All of the following samples can be found in wav format on the web, at http://ccrma.stanford.edu/~bosse/. Note that no rate controlling module is developed, and thus bitrates vary a lot with the type of signal. From the values below, one can deduce that a fair perceptual lossless coding can be achieved at about 128 kbit/second for stereo data and 75 kbit/second for mono.

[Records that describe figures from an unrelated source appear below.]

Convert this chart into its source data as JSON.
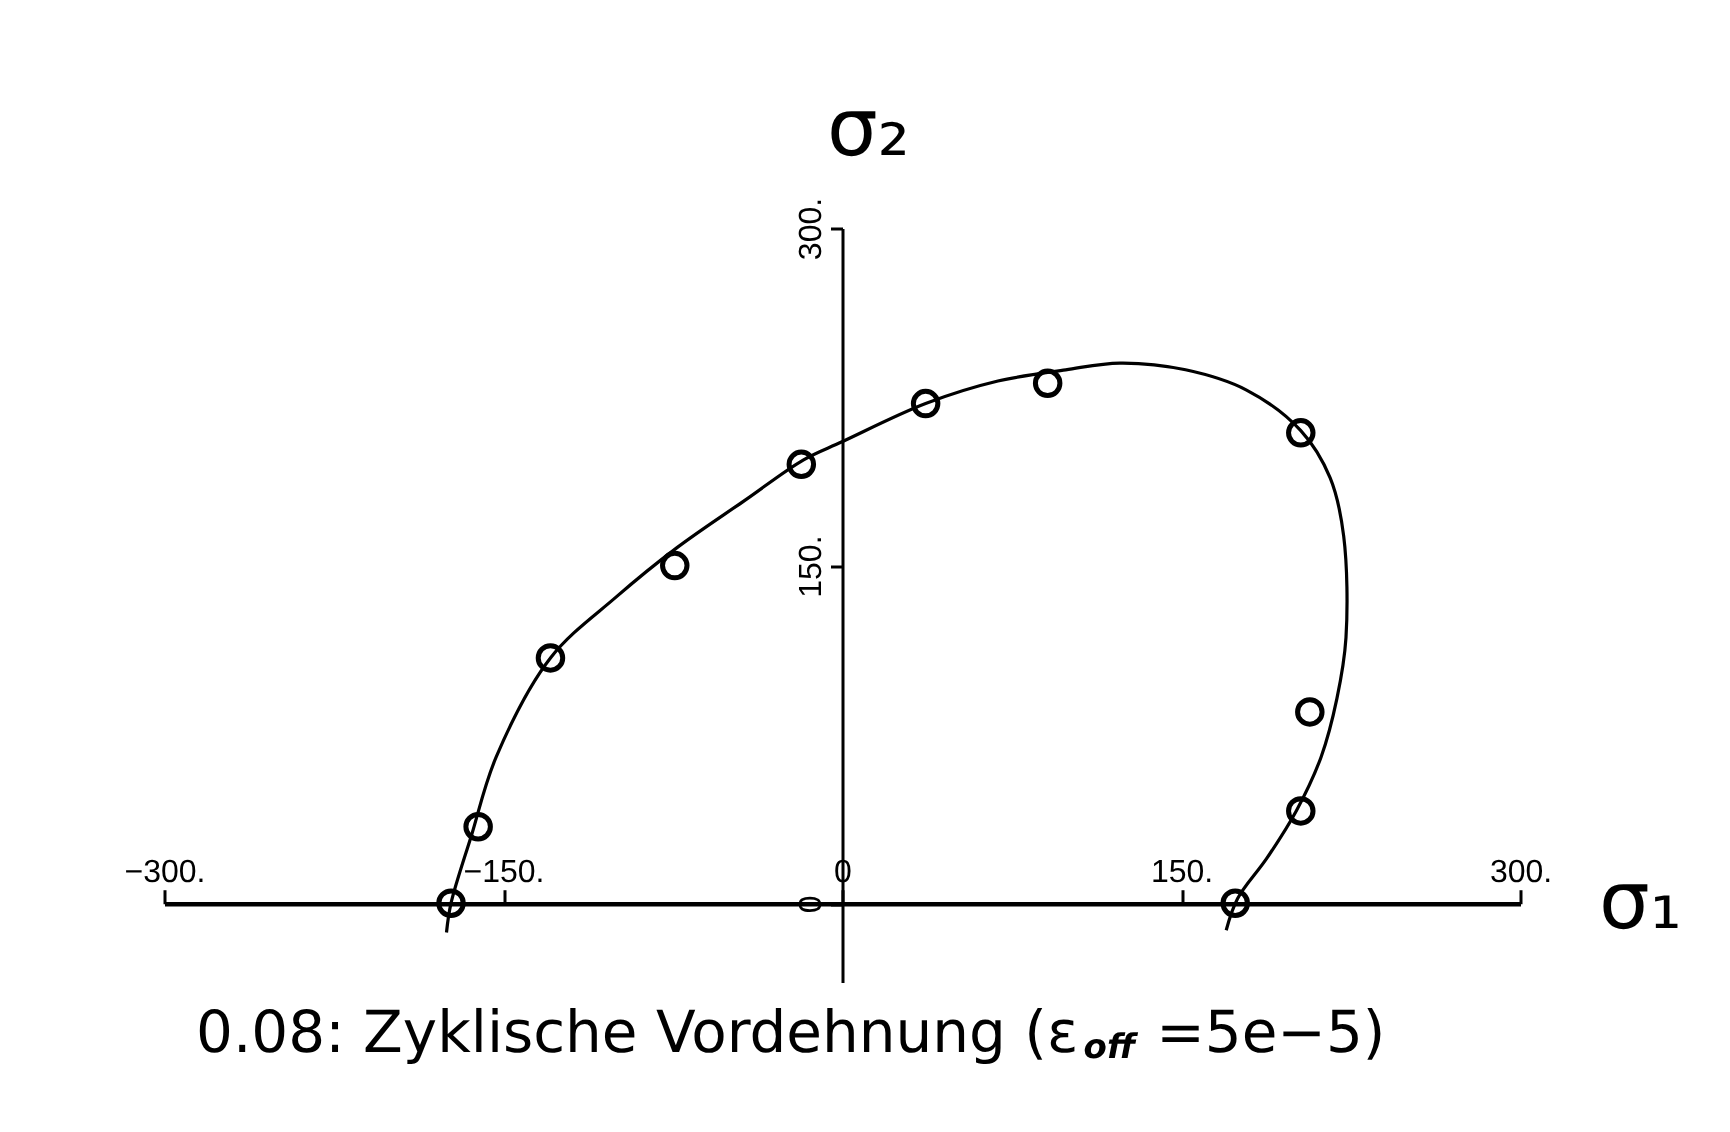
{
  "chart_data": {
    "type": "scatter",
    "xlabel": "σ₁",
    "ylabel": "σ₂",
    "annotations": [
      "0.08: Zyklische Vordehnung (ε$_{off}$ =5e−5)"
    ],
    "xlim": [
      -300,
      300
    ],
    "ylim": [
      -35,
      300
    ],
    "xticks": [
      {
        "value": -300,
        "label": "−300."
      },
      {
        "value": -150,
        "label": "−150."
      },
      0,
      {
        "value": 150,
        "label": "150."
      },
      {
        "value": 300,
        "label": "300."
      }
    ],
    "yticks": [
      0,
      {
        "value": 150,
        "label": "150."
      },
      {
        "value": 300,
        "label": "300."
      }
    ],
    "series": [
      {
        "type": "line",
        "color": "#000000",
        "marker": "none",
        "line_style": "solid",
        "x": [
          -175,
          -173,
          -164,
          -153,
          -129,
          -100,
          -73,
          -43,
          -17,
          0,
          37,
          69,
          99,
          123,
          152,
          179,
          203,
          216,
          222,
          223,
          219,
          212,
          201,
          188,
          175,
          170
        ],
        "values": [
          -13,
          0,
          30,
          65,
          109,
          136,
          158,
          179,
          197,
          205,
          222,
          232,
          237,
          240,
          237,
          228,
          210,
          189,
          163,
          118,
          91,
          65,
          41,
          20,
          2,
          -12
        ]
      },
      {
        "color": "#000000",
        "marker": "circle",
        "x": [
          -173,
          -161,
          -129,
          -74,
          -18,
          37,
          91,
          203,
          207,
          203,
          174
        ],
        "values": [
          0,
          34,
          109,
          150,
          195,
          222,
          231,
          209,
          85,
          41,
          0
        ]
      }
    ]
  }
}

Audio Stream | Bits/s | M/S | Apparent artifacts |
Mono audio | |||
mixed.wav | 67 kb/s | M | |
jacob.wav | 71 kb/s | M | |
cardigans.wav | 73 kb/s | M | |
strings.wav | 58 kb/s | M | |
Stereo audio | |||
music.wav | 106 kb/s | S | Especially triangle and castanets |
tpd.wav | 118 kb/s | S | |
jacob.wav | 124 kb/s | S | |
castanets.wav | 103 kb/s | S | Very audible preecho |
instruments.wav | 108 kb/s | S | |
oasis.wav | 118 kb/s | S | The ``s'' in ``sunday' |
Low bitrate | |||
oasis.wav | 89 kb/s | S | Easy to detect |
jacob.wav | 83 kb/s | S | Easy to detect |
M/S means mono/stereo. The low bitrate signals are coded with a masking threshold multiplied by a factor and respectively.

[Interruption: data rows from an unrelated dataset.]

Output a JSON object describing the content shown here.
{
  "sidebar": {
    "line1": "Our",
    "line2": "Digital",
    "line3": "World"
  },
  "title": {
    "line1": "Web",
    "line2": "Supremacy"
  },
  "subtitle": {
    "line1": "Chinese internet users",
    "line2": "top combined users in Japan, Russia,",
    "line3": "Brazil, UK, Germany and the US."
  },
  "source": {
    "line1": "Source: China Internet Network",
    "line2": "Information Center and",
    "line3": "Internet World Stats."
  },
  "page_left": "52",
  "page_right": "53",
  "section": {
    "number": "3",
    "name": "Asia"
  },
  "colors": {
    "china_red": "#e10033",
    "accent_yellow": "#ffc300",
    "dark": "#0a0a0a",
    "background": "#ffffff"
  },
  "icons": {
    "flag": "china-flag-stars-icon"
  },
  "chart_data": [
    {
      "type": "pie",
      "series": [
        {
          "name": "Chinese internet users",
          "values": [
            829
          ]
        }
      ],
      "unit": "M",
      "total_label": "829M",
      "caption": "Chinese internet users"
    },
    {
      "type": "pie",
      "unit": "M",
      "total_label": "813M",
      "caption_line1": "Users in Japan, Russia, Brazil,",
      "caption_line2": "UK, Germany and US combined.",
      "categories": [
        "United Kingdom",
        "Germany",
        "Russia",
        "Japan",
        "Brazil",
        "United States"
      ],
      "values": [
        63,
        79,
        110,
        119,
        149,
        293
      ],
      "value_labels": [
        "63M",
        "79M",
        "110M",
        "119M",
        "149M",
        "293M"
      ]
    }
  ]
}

The encoder described in this report is apparently rather undeveloped. To improve the coder, I would like to add some kind of transient coding, for example using wavelets. Transform-wavelet hybrid coders (see e.g [11]) has become more popular and show good results. Also, an adaptive prediction in either the time- or transform domain would decrease bitrate in stationary signals (although some of this is exploited by the KLT).
This project did not result in a coder with many new features, but in some experience and knowledege for me in the field of high fidelity perceptual audio coders.